Links-grün wollte den Benzinpreis wie vom Bundesrat vorgeschlagen um 6 Rappen anheben. Allein um die Teuerung auszugleichen, würde es wesentlich mehr brauchen, sagte Evi Allemann (SP/BE). Die SVP hingegen sträubte sich gegen jede Benzinpreiserhöhung. Sonst gingen der Tanktourismus und die Einnahmen daraus noch weiter zurück, warnte Ulrich Giezendanner (SVP/AG).
Mit zusätzlichen 4 Rappen bringt die Benzinpreis-Erhöhung dem Fonds rund 100 Millionen Franken weniger ein als vom Bundesrat veranschlagt. Als Ausgleich hatte der Ständerat beschlossen, dem NAF 5 Prozent der Mineralölsteuer zukommen zu lassen. Das sind rund 125 Millionen Franken pro Jahr. Dieses Geld fliesst heute in die Bundeskasse.
Der Nationalrat ist der kleinen Kammer gefolgt, gegen den Willen von SP, Grünen und GLP. Alleman sprach von einer «happigen Umverteilung». Auch Verkehrsministerin Doris Leuthard warnte davor, die Bundeskasse über Gebühr zu strapazieren. Den Preis dafür zahlten nämlich die Landwirtschaft, die Bildung oder die Armee.
Nach dem Willen der Räte fliesst aber noch viel mehr Geld aus der Bundeskasse in den NAF. Mit weiteren 5 Prozent der Mineralölsteuer wird die Umsetzung des Netzbeschlusses finanziert. Mit diesem werden 400 Kilometer Strasse von den Kantonen auf den Bund übertragen. Der Netzbeschluss war 2013 mit der Vignetten-Abstimmung gescheitert, nun wird er in den NAF aufgenommen. Die Kantone beteiligen sich mit 60 Millionen Franken an der Umsetzung.
In den NAF fliessen ausserdem 375 Millionen Franken aus der Importsteuer auf Autos, die heute der Bundeskasse zukommen. Unter dem Strich leistet diese also rund 650 Millionen Franken an den NAF. Weitere Einnahmequellen sind der Mineralölsteuer-Zuschlag, die Vignetten-Einnahmen und eine neue Pauschalabgabe auf Elektrofahrzeuge. Insgesamt stehen für den NAF rund 3 Milliarden Franken zur Verfügung.

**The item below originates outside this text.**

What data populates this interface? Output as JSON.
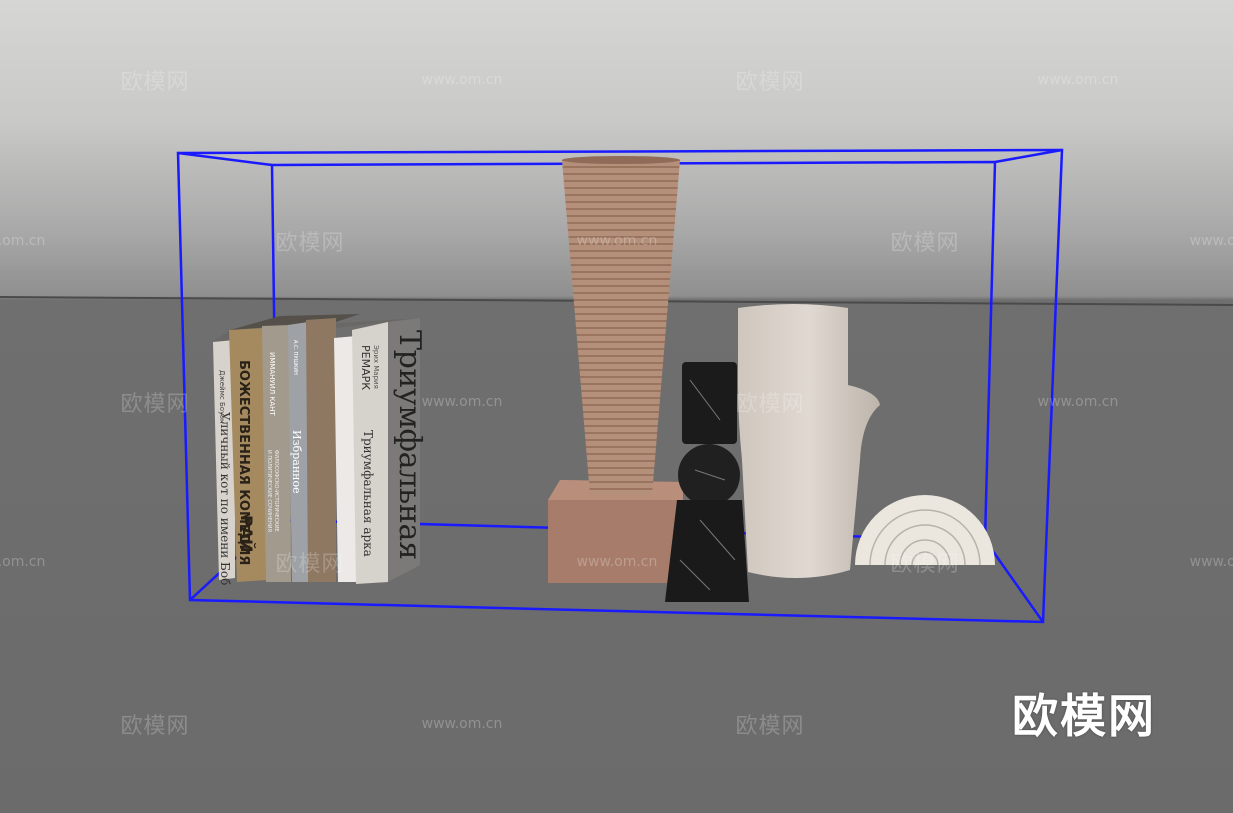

Parallel zum NAF wird die Spezialfinanzierung Strassenverkehr weitergeführt. Daraus leistet der Bund künftig Zahlungen an die Kantone im Zusammenhang mit dem Strassenverkehr, etwa für Hauptstrassen, Strassen in Berg- und Randregionen oder zum Schutz vor Naturgefahren. Die so genannte Strassenkasse wird mit jener Hälfte der Mineralölsteuer-Einnahmen alimentiert, die heute schon für die Strasse verwendet wird.
Die grossen Linien dieses Gesamtpakets tastete der Nationalrat nicht an. Gestritten wurde aber über die Modalitäten des NAF und dessen Finanzierung. So verweigerte der Nationalrat dem Bundesrat die Kompetenz, die Benzinsteuer bei Bedarf der Teuerung anzupassen. Der Anteil des NAF an den Mineralölsteuer-Einnahmen darf nicht gekürzt werden, sondern beträgt fix 60 Prozent.

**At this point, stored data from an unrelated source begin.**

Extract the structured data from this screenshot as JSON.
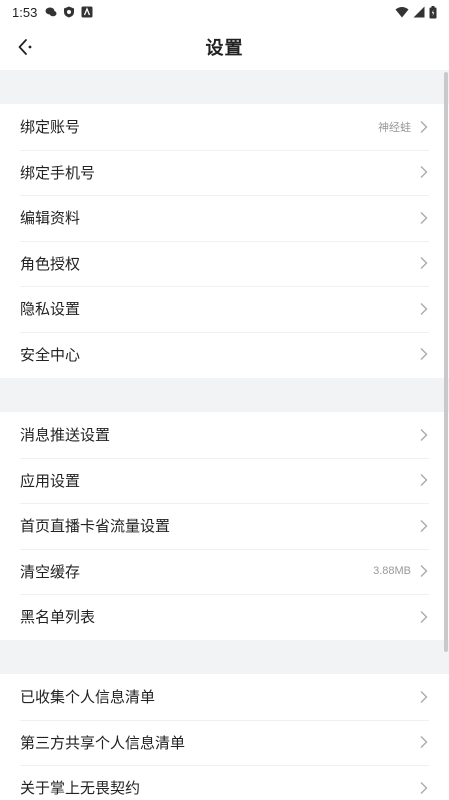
{
  "status_bar": {
    "time": "1:53",
    "icons_left": [
      "chat-icon",
      "shield-icon",
      "a-icon"
    ],
    "icons_right": [
      "wifi-icon",
      "signal-icon",
      "battery-icon"
    ]
  },
  "header": {
    "title": "设置",
    "back_icon": "back-arrow-icon"
  },
  "groups": [
    {
      "items": [
        {
          "label": "绑定账号",
          "value": "神经蛙"
        },
        {
          "label": "绑定手机号",
          "value": ""
        },
        {
          "label": "编辑资料",
          "value": ""
        },
        {
          "label": "角色授权",
          "value": ""
        },
        {
          "label": "隐私设置",
          "value": ""
        },
        {
          "label": "安全中心",
          "value": ""
        }
      ]
    },
    {
      "items": [
        {
          "label": "消息推送设置",
          "value": ""
        },
        {
          "label": "应用设置",
          "value": ""
        },
        {
          "label": "首页直播卡省流量设置",
          "value": ""
        },
        {
          "label": "清空缓存",
          "value": "3.88MB"
        },
        {
          "label": "黑名单列表",
          "value": ""
        }
      ]
    },
    {
      "items": [
        {
          "label": "已收集个人信息清单",
          "value": ""
        },
        {
          "label": "第三方共享个人信息清单",
          "value": ""
        },
        {
          "label": "关于掌上无畏契约",
          "value": ""
        }
      ]
    }
  ],
  "colors": {
    "background": "#ffffff",
    "section_gap": "#f2f3f5",
    "text": "#222222",
    "secondary_text": "#999999",
    "divider": "#f0f0f2"
  }
}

Der Mehrheit ging es dabei um Planungssicherheit. Aus dem gleichen Grund will der Nationalrat verhindern, dass die Einnahmen aus der Automobilsteuer im Rahmen von Sparmassnahmen für andere Zwecke als für den NAF verwendet werden können. CVP-Sprecher Thomas Ammann (SG) erinnerte daran, dass es der Sinn jeder Fonds-Lösung sei, die Mittel der «Willkür der Finanzplanung» zu entziehen.
Zu reden gab die Verwendung der Mittel. Die Verkehrskommission wollte den NAF konsequent auf die Strasse ausrichten. Es brauche eine klare Abgrenzung, sagte Kommissionssprecher Fabio Regazzi (CVP/TI). Durchgesetzt hat sich jedoch der Vorschlag des Bundesrats, den Mitteleinsatz auf eine Gesamtschau des Verkehrs abzustützen. Auch sollen die Mittel in den Agglomerationen nicht allein für Strassen-Ausbauten eingesetzt werden, wie es die Kommission verlangt hatte.

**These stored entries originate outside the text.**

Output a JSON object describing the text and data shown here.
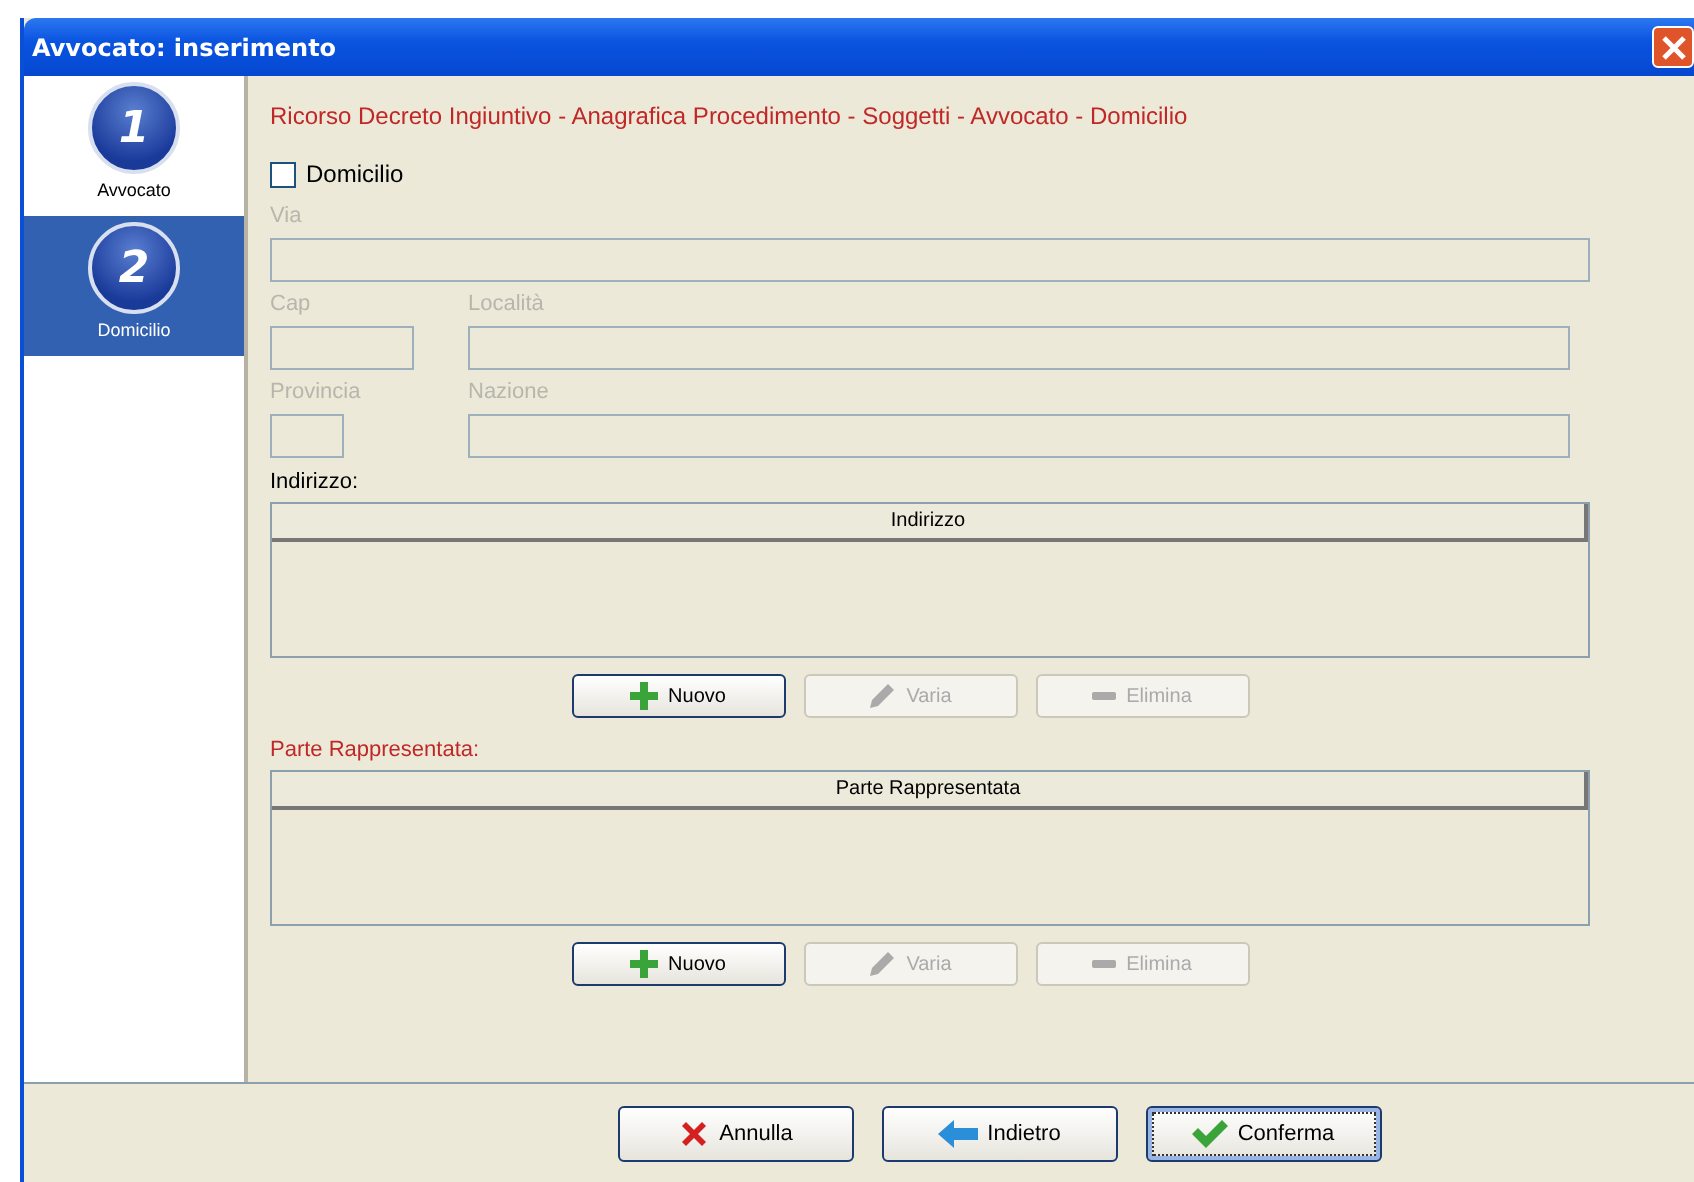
{
  "window": {
    "title": "Avvocato: inserimento"
  },
  "steps": [
    {
      "number": "1",
      "label": "Avvocato",
      "selected": false
    },
    {
      "number": "2",
      "label": "Domicilio",
      "selected": true
    }
  ],
  "breadcrumb": "Ricorso Decreto Ingiuntivo - Anagrafica Procedimento - Soggetti - Avvocato - Domicilio",
  "domicilio_checkbox": {
    "label": "Domicilio",
    "checked": false
  },
  "field_rows": [
    [
      {
        "label": "Via",
        "kind": "full",
        "disabled": true
      }
    ],
    [
      {
        "label": "Cap",
        "kind": "small",
        "disabled": true
      },
      {
        "label": "Località",
        "kind": "wide",
        "disabled": true
      }
    ],
    [
      {
        "label": "Provincia",
        "kind": "tiny",
        "disabled": true
      },
      {
        "label": "Nazione",
        "kind": "wide",
        "disabled": true
      }
    ]
  ],
  "tables": [
    {
      "label": "Indirizzo:",
      "required": false,
      "column": "Indirizzo",
      "buttons": [
        {
          "label": "Nuovo",
          "kind": "add",
          "disabled": false
        },
        {
          "label": "Varia",
          "kind": "edit",
          "disabled": true
        },
        {
          "label": "Elimina",
          "kind": "remove",
          "disabled": true
        }
      ]
    },
    {
      "label": "Parte Rappresentata:",
      "required": true,
      "column": "Parte Rappresentata",
      "buttons": [
        {
          "label": "Nuovo",
          "kind": "add",
          "disabled": false
        },
        {
          "label": "Varia",
          "kind": "edit",
          "disabled": true
        },
        {
          "label": "Elimina",
          "kind": "remove",
          "disabled": true
        }
      ]
    }
  ],
  "footer_buttons": [
    {
      "label": "Annulla",
      "kind": "cancel",
      "focused": false
    },
    {
      "label": "Indietro",
      "kind": "back",
      "focused": false
    },
    {
      "label": "Conferma",
      "kind": "confirm",
      "focused": true
    }
  ]
}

Die Ausbauprojekte im Nationalstrassennetz hat der Bundesrat im Strategischen Entwicklungsprogramm Strasse (STEP) dargestellt. Die erste Tranche bis 2030 umfasst Projekte für 6,5 Milliarden Franken. Der Bundesrat will das STEP alle vier Jahre aktualisieren.
Die NAF-Vorlage geht nun wieder an den Ständerat. Zusammen mit dieser hat der Nationalrat eine Motion der ständerätlichen Verkehrskommission überwiesen. Der Bundesrat wird damit beauftragt, bis Ende 2017 eine Vorlage zur Einführung der E-Vignette vorzulegen. Nadja Pierens (SVP/BE) Warnung vor «totaler Überwachung» und «mittelalterlichen Wegzöllen» verhallte ungehört.